When I was small, my parents took me to the Commonwealth Institute. Or maybe it was the cubs. Or maybe I went with school. It was that sort of place - worthy, educational, dark - and not a building you'd visit for a wild day out. Outside stood an entire forest of fluttering flagpoles, while the inside was filled with a variety of exhibits relating to our former Empire. Some Rhodesian shields, some Inuit clothes, several garments made from beads and a lot of other ethnic bits from somewhere. But school trips can't sustain an underfunded exhibition, so eventually the Commonwealth Institute died. It closed its doors as recently as 2002, with all the exhibits relocated to Bristol and the structure abandoned to decay. Fret not, there may just be a happy ending.
The Commonwealth Institute is one of London's greatest modern buildings [photo], deemed second in importance only to the Royal Festival Hall. It was built in the early 1960s to replace the Imperial Institute (a drum-banging tribute to colonial superiority since replaced by an extension to Imperial College). The new building on Kensington High Street was a precursor of the Big Society - underfunded by government and therefore reliant on voluntary donations. The hardwood floors were made from timber from Nigeria and the like, whereas the copper for the roof came from what's now called Zambia. And it's the roof that makes this building special, and without which it would have knocked down for housing a decade ago. Officially the roof is a hyperbolic paraboloid, although you'd more likely describe it as saddle-shaped. It was terribly advanced for its time, some would say over-ambitious, and proceeded to leak every time it rained. That's since been fixed, but what to do with the interior has been a headache ever the building was listed.
The future has arrived courtesy of the Design Museum, which has outgrown its former banana warehouse in Shad Thames and plans to relocate to the edge of Holland Park in 2014. There's a lot of work to be done before then, which'll involve ripping out most of the interior and filling it in with new bits. Let's not dwell on that for now, and instead rejoice that for one weekend only the old Commonwealth Institute has reopened for Londoners to pay their last respects. The Design Museum's directors have been more than keen to showcase the building's shell for Open House, and were perhaps surprised that there weren't queues forming around the block to look inside. Last chance to reminisce, last chance to see.

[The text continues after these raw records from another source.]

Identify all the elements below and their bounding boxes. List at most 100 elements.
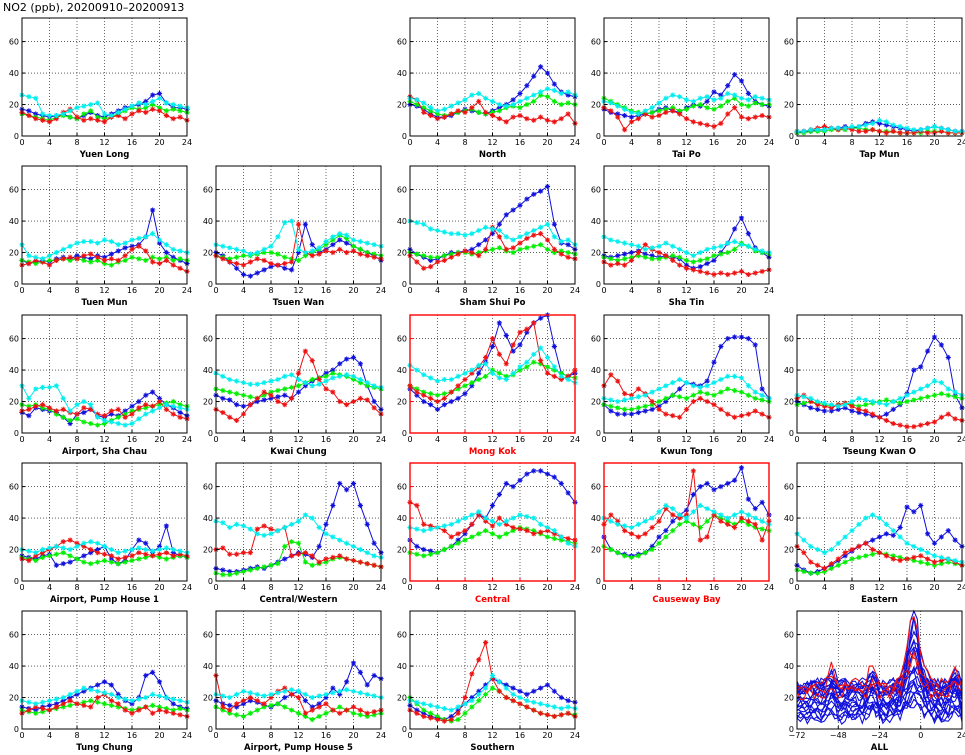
data-point — [510, 207, 516, 213]
data-point — [945, 127, 951, 133]
data-point — [544, 86, 551, 92]
data-point — [544, 237, 551, 243]
data-point — [74, 543, 80, 549]
data-point — [220, 704, 226, 710]
data-point — [143, 551, 149, 557]
x-tick-label: 20 — [736, 138, 746, 147]
data-point — [738, 518, 745, 524]
data-point — [476, 698, 482, 704]
data-point — [608, 262, 614, 268]
data-point — [455, 383, 461, 389]
data-point — [931, 130, 938, 136]
data-point — [649, 524, 655, 531]
data-point — [434, 398, 441, 405]
data-point — [143, 101, 149, 108]
data-point — [677, 262, 683, 268]
data-point — [725, 411, 731, 417]
data-point — [544, 682, 551, 688]
data-point — [870, 512, 876, 518]
data-point — [357, 669, 363, 675]
y-tick-label: 60 — [784, 335, 794, 344]
data-point — [622, 262, 628, 268]
data-point — [170, 254, 176, 260]
data-point — [856, 543, 862, 549]
data-point — [364, 240, 370, 246]
data-point — [122, 422, 128, 428]
data-point — [163, 100, 169, 106]
data-point — [295, 389, 302, 395]
data-point — [683, 380, 690, 386]
data-point — [558, 537, 564, 543]
x-tick-label: 24 — [570, 435, 580, 444]
data-point — [67, 108, 73, 114]
data-point — [434, 111, 441, 117]
data-point — [483, 354, 489, 361]
data-point — [489, 109, 496, 115]
data-point — [275, 387, 281, 394]
data-point — [150, 254, 156, 260]
data-point — [565, 373, 571, 379]
data-point — [81, 103, 87, 109]
x-tick-label: 0 — [407, 583, 412, 592]
x-tick-label: 4 — [435, 583, 440, 592]
data-point — [863, 411, 869, 417]
data-point — [759, 95, 765, 101]
data-point — [309, 553, 315, 559]
data-point — [26, 557, 32, 564]
data-point — [428, 551, 434, 557]
data-point — [26, 94, 32, 100]
y-tick-label: 0 — [402, 280, 407, 289]
data-point — [745, 518, 751, 524]
data-point — [738, 389, 745, 395]
y-tick-label: 20 — [591, 398, 601, 407]
data-point — [670, 243, 676, 249]
x-tick-label: 20 — [929, 138, 939, 147]
data-point — [856, 123, 862, 130]
data-point — [938, 128, 944, 134]
data-point — [122, 559, 128, 565]
data-point — [608, 100, 614, 106]
data-point — [240, 688, 247, 694]
data-point — [558, 376, 564, 383]
data-point — [945, 386, 951, 392]
data-point — [503, 694, 509, 701]
data-point — [261, 701, 267, 707]
data-point — [565, 249, 571, 256]
data-point — [615, 260, 621, 267]
data-point — [538, 64, 544, 70]
data-point — [295, 376, 302, 383]
data-point — [275, 251, 281, 257]
data-point — [622, 240, 628, 246]
data-point — [558, 694, 564, 701]
data-point — [642, 108, 648, 114]
data-point — [282, 254, 288, 260]
data-point — [752, 342, 758, 348]
data-point — [925, 561, 931, 567]
data-point — [268, 243, 274, 249]
data-point — [421, 105, 427, 111]
data-point — [690, 259, 696, 265]
data-point — [129, 408, 135, 414]
data-point — [711, 380, 717, 386]
station-label: Tuen Mun — [81, 298, 127, 308]
x-tick-label: 12 — [293, 435, 303, 444]
y-tick-label: 60 — [784, 38, 794, 47]
data-point — [821, 403, 828, 409]
data-point — [337, 710, 343, 716]
x-tick-label: 20 — [154, 731, 164, 740]
data-point — [469, 383, 475, 389]
data-point — [177, 548, 183, 554]
data-point — [421, 713, 427, 720]
y-tick-label: 60 — [591, 186, 601, 195]
data-point — [455, 537, 461, 543]
y-tick-label: 0 — [208, 280, 213, 289]
data-point — [821, 123, 828, 130]
data-point — [428, 402, 434, 408]
data-point — [254, 531, 260, 537]
data-point — [60, 694, 66, 701]
data-point — [136, 100, 142, 106]
data-point — [240, 403, 247, 409]
x-tick-label: 4 — [822, 435, 827, 444]
data-point — [565, 92, 571, 98]
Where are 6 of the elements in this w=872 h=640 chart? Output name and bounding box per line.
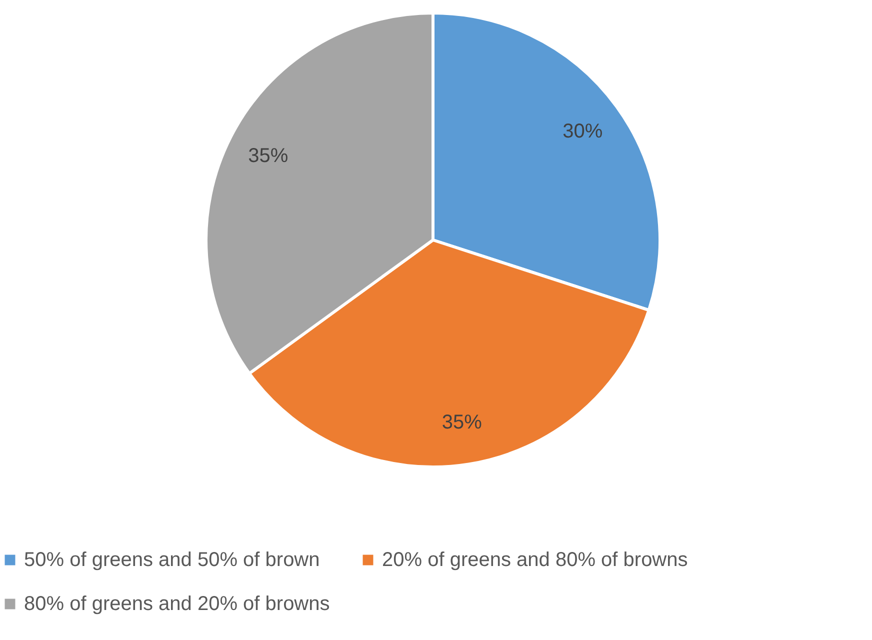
legend-label: 80% of greens and 20% of browns — [24, 593, 330, 615]
data-label: 35% — [442, 412, 482, 434]
legend-label: 50% of greens and 50% of brown — [24, 549, 320, 571]
legend-label: 20% of greens and 80% of browns — [382, 549, 688, 571]
data-label: 35% — [248, 145, 288, 168]
data-label: 30% — [562, 120, 603, 142]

Entry from Kensington High Street is beneath a peeling covered walkway[photo]. This won't survive the renewal - one of three new apartment blocks is due to be squeezed-in here to surround the 1960s survivor. Let's not dwell on that for now, and instead let's head inside through the main entrance. It still says Welcome to the Commonwealth Institute on a colourful board inside the door, and then there's a lovely relief map highlighting our sister countries on the wall in the foyer. Bet that won't survive either. And then up the stairs (there are a lot of stairs, and no lifts - there was no disability access legislation in the 1960s) to enter the building proper.

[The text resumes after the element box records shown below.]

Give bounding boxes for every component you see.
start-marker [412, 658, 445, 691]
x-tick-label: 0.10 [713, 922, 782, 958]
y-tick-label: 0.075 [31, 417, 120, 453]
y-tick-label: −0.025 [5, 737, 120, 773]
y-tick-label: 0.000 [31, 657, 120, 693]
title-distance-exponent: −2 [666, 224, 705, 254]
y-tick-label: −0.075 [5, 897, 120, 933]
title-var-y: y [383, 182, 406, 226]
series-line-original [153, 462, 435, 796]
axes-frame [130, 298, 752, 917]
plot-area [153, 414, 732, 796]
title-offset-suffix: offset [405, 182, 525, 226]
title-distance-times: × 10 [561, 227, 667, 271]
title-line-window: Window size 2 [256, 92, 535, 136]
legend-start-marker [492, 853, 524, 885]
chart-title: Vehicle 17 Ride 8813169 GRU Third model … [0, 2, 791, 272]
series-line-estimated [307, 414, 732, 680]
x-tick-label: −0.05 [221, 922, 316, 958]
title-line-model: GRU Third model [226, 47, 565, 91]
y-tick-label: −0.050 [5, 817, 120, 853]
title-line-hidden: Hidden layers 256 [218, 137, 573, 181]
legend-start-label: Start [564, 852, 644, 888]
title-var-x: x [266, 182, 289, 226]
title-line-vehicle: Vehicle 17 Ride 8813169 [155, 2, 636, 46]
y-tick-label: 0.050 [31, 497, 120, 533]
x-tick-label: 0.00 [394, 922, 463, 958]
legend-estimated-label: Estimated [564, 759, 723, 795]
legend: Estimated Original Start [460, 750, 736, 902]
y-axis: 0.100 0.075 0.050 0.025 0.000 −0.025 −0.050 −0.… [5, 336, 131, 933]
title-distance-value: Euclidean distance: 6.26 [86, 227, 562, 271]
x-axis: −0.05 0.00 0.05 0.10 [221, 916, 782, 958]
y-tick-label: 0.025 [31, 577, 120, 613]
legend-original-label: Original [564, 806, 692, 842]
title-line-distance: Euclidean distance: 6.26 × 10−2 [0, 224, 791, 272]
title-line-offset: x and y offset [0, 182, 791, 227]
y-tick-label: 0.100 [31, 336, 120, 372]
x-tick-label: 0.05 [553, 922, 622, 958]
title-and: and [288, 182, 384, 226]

Wow. It didn't look quite this open last time I was here, because the galleries were filled with cases and exhibits and head-dresses and stuff. Now, however, there's nothing but an empty shell plus two layered galleries encircling a great void [photo]. Museum visitors entered via a central marble platform, with steps leading off in all directions to give equality of choice [photo]. We got a welcoming chat and the chance to stare, before being ushered up to the next level to hear more from the volunteers. It all ran a little quick, with relatively short speeches at each location, many of which repeated what we'd already been told. Feel free to take photos, they said, then rushed us on before there was much opportunity to take anything at all. I took several, only to return home and discover they were almost all awful. Grainy, speckly exposures, my camera straining in the interior gloom, which is not really what you want on a unique unrepeatable last-chance encounter. [photo]

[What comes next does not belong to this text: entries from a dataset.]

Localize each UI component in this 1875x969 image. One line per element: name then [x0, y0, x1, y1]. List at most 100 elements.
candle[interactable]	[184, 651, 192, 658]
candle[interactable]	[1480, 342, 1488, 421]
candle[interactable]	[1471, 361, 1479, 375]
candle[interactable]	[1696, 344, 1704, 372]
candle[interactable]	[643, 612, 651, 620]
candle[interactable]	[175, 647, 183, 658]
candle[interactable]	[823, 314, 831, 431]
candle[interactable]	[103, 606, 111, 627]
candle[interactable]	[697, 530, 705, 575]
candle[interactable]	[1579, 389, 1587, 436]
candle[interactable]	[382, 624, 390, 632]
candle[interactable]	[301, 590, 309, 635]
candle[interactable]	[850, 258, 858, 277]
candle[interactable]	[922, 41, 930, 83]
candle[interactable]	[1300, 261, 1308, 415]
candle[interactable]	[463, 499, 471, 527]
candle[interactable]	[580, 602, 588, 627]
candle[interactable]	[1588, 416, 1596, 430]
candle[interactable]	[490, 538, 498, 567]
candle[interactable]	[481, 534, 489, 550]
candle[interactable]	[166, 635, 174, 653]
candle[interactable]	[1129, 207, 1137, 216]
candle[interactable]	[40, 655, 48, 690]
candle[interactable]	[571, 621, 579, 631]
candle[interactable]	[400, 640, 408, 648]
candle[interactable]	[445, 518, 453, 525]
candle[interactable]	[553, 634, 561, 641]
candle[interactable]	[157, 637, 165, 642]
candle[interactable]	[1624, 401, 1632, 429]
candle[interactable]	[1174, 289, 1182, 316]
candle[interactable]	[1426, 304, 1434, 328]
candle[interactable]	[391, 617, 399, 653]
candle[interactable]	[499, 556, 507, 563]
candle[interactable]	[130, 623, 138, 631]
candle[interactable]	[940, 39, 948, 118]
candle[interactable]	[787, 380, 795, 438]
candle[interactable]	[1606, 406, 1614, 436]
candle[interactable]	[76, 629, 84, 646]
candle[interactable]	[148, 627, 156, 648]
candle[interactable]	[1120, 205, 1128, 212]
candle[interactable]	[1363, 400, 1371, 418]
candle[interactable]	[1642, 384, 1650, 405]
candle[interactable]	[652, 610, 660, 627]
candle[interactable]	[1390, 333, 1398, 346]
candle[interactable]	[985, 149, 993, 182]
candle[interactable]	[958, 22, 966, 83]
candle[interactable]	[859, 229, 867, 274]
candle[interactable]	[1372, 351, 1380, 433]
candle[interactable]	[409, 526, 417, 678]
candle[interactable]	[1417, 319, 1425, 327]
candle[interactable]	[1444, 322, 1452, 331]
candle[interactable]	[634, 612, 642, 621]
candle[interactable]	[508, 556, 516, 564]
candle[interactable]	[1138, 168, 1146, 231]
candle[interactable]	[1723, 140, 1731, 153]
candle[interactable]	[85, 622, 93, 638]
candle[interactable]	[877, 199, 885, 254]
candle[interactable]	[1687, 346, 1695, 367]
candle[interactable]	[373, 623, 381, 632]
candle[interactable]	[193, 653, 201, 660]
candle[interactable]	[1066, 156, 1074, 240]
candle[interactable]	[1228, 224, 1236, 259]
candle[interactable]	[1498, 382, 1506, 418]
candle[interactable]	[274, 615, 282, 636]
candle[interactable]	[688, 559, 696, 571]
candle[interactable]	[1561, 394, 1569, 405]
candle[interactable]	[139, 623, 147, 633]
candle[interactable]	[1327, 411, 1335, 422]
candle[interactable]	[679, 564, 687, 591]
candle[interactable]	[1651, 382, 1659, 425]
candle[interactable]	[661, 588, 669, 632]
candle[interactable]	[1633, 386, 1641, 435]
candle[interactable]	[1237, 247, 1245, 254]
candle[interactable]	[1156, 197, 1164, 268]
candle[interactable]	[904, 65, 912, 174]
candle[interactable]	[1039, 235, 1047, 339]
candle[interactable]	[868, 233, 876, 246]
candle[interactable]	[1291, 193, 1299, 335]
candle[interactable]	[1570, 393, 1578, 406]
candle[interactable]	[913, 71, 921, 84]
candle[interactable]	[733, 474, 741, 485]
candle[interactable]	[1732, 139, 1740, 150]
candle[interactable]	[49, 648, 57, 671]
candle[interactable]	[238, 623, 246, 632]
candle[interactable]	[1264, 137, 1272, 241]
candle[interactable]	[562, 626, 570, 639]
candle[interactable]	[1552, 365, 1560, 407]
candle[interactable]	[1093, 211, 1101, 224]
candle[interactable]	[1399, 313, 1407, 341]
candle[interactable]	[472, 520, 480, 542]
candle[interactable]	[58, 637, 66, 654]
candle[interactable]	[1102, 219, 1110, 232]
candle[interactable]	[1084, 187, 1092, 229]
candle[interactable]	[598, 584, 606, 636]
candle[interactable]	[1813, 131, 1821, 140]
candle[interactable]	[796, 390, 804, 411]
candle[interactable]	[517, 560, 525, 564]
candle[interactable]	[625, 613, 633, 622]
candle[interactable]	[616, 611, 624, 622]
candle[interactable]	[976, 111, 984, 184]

It was great to walk around the former galleries, taking care on the decaying hardwood floors, and staring out and across and down and up. The roof is indeed a marvellous structure, comprising a twisted surface of concrete blocks between parallel wooden struts [photo]. The giant saddle hangs heavy across one diagonal, and I was pleased to hear this upper level should survive the refit. The museum's permanent collection will be displayed around the upper level, permitting approximately three times the space afforded in the existing Shad Thames venue. But staff were a little cagier about what might appear in the lower two-thirds of the building. We should expect much of this to be boxed in, definitely for offices on the ground floor, but also for other unmentioned facilities elsewhere. There'll be a cafe, obviously, and a shop, and probably several big rooms they can hire out to make money. Architect John Pawson has been given the task of repurposing the existing building for practical modern functionality, and will no doubt create a completely different kind of 'wow', but the days of the Commonwealth Institute as a single open space are over. [36 lovely photos]
By 2014, if all goes to plan, the New Design Museum will open its doors and you'll be able to see the end results of the Institute's imminent transformation. But thisweekend it's an old friend on the cusp of transition, and there really ought to be queues round the block to say goodbye.